Based on these statistics, Dollar Tree seems destined to play second fiddle between its two biggest competitors.
However, Dollar Tree claims the highest margins in the dollar store marketplace, where its competitors are struggling.
Dollar General recently revealed that it has struggled on margins because it has leaned on discounts and low-margin products . Family Dollar's well-known struggle with over-ordering inventory continues to put similar pressure on its own margins .
Dollar Tree's 35.49% gross profit margin, 1.3% higher than that of Family Dollar and nearly 4.6% higher than that of Dollar General, shows efficiency. Conversely, the gross profit margins of Family Dollar and Dollar General show steady declines since 2011, while Dollar Tree's gross profit margin was increasing.
Operating margin statistics look much the same. Dollar Tree's operating margin sits at 12.36%, while Dollar General sits at 9.67% and Family Dollar is at 5.87%. Since 2011, Family Dollar's operating margin has steadily decreased and Dollar General's operating margin has stagnated. But Dollar Tree's operating margin consistently increased over the same time-frame.

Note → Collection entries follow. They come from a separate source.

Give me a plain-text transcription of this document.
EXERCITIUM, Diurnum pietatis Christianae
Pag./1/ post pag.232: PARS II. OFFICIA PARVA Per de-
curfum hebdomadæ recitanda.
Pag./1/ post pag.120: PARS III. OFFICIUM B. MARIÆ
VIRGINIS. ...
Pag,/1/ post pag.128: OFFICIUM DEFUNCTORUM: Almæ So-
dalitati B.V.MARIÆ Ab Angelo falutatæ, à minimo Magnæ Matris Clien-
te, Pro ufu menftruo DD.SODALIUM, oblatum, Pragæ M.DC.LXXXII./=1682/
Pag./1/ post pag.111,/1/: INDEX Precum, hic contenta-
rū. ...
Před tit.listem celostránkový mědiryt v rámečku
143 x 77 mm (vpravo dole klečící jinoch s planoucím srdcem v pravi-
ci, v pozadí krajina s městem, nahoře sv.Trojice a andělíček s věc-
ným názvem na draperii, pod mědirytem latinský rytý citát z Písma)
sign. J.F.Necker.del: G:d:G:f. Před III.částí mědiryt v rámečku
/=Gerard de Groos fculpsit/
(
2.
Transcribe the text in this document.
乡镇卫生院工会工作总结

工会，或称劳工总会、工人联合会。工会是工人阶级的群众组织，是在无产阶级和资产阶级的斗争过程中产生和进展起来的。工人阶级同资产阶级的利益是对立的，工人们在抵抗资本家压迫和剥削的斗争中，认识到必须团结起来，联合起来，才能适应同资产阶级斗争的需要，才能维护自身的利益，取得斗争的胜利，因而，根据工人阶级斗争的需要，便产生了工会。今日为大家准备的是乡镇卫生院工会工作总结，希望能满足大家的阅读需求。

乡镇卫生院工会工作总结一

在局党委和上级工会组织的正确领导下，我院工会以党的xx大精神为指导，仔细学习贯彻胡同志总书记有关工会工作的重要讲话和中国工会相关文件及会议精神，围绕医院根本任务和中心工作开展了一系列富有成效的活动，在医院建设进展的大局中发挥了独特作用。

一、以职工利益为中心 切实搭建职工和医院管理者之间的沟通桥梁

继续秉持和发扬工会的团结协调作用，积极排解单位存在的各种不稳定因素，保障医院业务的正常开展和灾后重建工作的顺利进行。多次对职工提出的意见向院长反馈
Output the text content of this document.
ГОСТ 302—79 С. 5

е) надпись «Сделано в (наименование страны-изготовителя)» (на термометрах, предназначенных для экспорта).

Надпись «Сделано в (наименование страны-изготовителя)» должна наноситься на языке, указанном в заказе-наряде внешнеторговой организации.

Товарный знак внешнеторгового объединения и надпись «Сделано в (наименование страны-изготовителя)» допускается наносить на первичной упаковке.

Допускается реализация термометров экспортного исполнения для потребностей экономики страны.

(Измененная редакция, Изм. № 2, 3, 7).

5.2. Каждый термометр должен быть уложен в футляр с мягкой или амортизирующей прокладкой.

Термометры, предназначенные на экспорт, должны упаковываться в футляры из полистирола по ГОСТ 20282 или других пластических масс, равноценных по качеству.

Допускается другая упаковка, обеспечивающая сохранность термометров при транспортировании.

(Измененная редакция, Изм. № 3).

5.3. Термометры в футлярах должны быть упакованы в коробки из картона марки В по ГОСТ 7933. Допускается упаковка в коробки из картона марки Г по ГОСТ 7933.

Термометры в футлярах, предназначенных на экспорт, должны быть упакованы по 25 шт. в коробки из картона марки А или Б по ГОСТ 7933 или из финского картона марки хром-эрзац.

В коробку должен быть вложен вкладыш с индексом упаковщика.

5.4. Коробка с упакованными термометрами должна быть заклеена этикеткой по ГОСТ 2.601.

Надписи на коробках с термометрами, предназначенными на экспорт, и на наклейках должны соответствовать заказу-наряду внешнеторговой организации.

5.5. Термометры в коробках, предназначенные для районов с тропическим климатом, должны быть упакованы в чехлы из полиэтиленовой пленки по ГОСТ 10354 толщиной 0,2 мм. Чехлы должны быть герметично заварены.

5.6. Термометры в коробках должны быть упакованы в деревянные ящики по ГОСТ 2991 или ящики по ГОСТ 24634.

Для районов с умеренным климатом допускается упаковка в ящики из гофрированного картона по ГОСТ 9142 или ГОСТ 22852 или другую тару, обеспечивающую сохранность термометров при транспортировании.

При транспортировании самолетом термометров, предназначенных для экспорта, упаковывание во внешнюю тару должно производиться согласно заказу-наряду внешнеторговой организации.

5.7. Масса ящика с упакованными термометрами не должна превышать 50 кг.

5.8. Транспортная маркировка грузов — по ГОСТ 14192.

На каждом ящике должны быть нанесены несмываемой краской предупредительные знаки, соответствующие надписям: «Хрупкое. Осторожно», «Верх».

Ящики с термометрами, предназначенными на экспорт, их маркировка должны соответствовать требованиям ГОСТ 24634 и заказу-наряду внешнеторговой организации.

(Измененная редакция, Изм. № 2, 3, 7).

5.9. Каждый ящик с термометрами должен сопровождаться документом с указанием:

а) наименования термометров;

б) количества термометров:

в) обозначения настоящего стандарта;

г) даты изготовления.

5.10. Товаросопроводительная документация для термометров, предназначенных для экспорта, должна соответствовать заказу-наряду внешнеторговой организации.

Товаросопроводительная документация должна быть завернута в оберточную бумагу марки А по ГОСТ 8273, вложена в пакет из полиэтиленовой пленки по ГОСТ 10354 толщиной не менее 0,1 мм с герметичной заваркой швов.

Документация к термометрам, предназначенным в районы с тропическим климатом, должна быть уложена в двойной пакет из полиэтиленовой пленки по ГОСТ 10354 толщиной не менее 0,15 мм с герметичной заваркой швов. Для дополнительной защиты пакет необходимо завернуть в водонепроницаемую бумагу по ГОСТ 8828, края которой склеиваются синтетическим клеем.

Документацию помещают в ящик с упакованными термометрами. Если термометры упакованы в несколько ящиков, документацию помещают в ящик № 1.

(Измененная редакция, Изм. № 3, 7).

Dollar Tree's net profit margin provides encouragement for the company and its shareholders. On this metric Dollar General sits 1.77% under Dollar Tree, and Family Dollar sits a whole 3.73% under Dollar Tree. This performance shows that Dollar Tree's management effectively extracts profits from its business, while Dollar General and Family Dollar are finding it increasingly difficult to do the same.
Want a long-term growth stock? Looking for a business that prioritizes profitability? Are you wondering what company is consistently shareholder friendly?
Take note of Dollar Tree. This company seems to be in the middle between its two dollar store competitors, but a deeper look shows promise for the future. Buy now and you should reap long-term benefits.